- The Washington Times - Wednesday, May 1, 2019

A former CIA officer pleaded guilty Wednesday to giving Chinese spies information about the agency’s top-secret operations in China.

Jerry Chun Shing Lee, a naturalized U.S. citizen who left the CIA in 2007 after 13 years, pleaded guilty to conspiring to communicate, deliver and transmit national defense information to the People’s Republic of China. He will be sentenced on August 23 and faces a maximum of life in prison, though he’ll likely receive a more a lenient punishment.

Authorities arrested Lee in January 2018 in New York after he arrived in the U.S. on a flight from Hong Kong. He was indicted last May and initially charged with illegally possessing classified information.

It is the third case in less than a year in which a former U.S. intelligence officer has pled guilty or been convicted of conspiring with Chinese intelligence services to transfer national defense secrets.

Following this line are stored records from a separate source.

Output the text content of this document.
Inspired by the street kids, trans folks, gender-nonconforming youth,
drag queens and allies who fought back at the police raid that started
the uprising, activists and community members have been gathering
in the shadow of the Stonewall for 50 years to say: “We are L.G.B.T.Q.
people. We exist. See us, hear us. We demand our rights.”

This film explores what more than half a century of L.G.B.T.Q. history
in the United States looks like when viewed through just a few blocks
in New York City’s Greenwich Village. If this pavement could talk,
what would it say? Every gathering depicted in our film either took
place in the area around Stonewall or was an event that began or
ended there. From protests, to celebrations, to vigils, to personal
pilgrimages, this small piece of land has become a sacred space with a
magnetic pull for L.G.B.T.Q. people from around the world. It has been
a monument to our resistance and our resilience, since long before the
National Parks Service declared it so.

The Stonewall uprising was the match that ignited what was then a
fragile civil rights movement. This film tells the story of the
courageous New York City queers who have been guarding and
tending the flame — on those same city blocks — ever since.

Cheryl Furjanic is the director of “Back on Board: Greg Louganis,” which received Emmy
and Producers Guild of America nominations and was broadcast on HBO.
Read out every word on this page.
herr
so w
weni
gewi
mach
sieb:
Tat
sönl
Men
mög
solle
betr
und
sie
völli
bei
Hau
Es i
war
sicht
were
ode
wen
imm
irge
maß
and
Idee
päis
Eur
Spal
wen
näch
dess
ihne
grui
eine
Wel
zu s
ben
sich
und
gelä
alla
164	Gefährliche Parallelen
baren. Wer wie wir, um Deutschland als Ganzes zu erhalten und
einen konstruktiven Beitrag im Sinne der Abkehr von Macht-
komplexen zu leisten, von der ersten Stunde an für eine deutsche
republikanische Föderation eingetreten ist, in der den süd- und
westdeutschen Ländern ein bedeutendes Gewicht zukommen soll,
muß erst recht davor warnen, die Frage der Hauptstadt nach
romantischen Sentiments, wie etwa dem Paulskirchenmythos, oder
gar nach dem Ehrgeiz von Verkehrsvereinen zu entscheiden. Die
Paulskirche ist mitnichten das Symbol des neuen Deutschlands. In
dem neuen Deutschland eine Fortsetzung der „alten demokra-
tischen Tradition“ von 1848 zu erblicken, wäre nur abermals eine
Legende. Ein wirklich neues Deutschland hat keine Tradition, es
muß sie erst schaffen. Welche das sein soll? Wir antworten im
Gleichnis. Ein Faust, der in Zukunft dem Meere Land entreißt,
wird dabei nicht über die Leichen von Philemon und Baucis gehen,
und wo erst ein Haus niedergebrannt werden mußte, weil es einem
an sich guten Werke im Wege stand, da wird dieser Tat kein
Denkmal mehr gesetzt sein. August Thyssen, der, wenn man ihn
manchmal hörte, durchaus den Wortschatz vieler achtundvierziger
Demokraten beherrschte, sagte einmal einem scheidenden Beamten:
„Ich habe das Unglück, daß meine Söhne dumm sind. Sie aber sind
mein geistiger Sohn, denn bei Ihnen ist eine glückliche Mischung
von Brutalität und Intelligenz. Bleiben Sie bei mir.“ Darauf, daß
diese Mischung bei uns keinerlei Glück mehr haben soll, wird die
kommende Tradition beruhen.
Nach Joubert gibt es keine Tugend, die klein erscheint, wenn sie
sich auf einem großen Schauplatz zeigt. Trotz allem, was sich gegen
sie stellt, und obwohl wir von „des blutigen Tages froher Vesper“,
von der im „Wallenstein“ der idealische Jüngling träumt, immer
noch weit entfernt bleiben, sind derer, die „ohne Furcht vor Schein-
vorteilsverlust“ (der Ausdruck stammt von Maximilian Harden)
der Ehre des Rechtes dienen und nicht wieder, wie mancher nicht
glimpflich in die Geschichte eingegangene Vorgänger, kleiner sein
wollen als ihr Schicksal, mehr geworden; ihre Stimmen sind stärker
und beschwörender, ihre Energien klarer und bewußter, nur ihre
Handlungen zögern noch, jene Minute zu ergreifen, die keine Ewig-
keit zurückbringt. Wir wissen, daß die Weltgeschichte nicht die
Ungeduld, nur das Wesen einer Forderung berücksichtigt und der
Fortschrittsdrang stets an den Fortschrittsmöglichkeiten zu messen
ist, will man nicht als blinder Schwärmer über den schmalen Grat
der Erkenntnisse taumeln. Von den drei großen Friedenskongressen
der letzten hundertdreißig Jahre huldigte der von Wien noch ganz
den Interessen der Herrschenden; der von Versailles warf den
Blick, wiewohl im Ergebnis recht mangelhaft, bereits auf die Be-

Assistant Attorney General for National Security John C. Demers said the cases were a “tragic betrayal of country and colleagues.”

Prosecutors say that two Chinese intelligence officers offered to pay Lee for information starting in 2010 and he continued to receive directions through at least 2011.

The intelligence officers offered to take care of Lee for life in exchange for his cooperation, preparing a gift of $100,000 in cash according to court documents.

The investigation was part of a joint probe by the FBI-CIA, investigating how the Chinese government penetrated the CIA’s covert methods of communicating with its spies.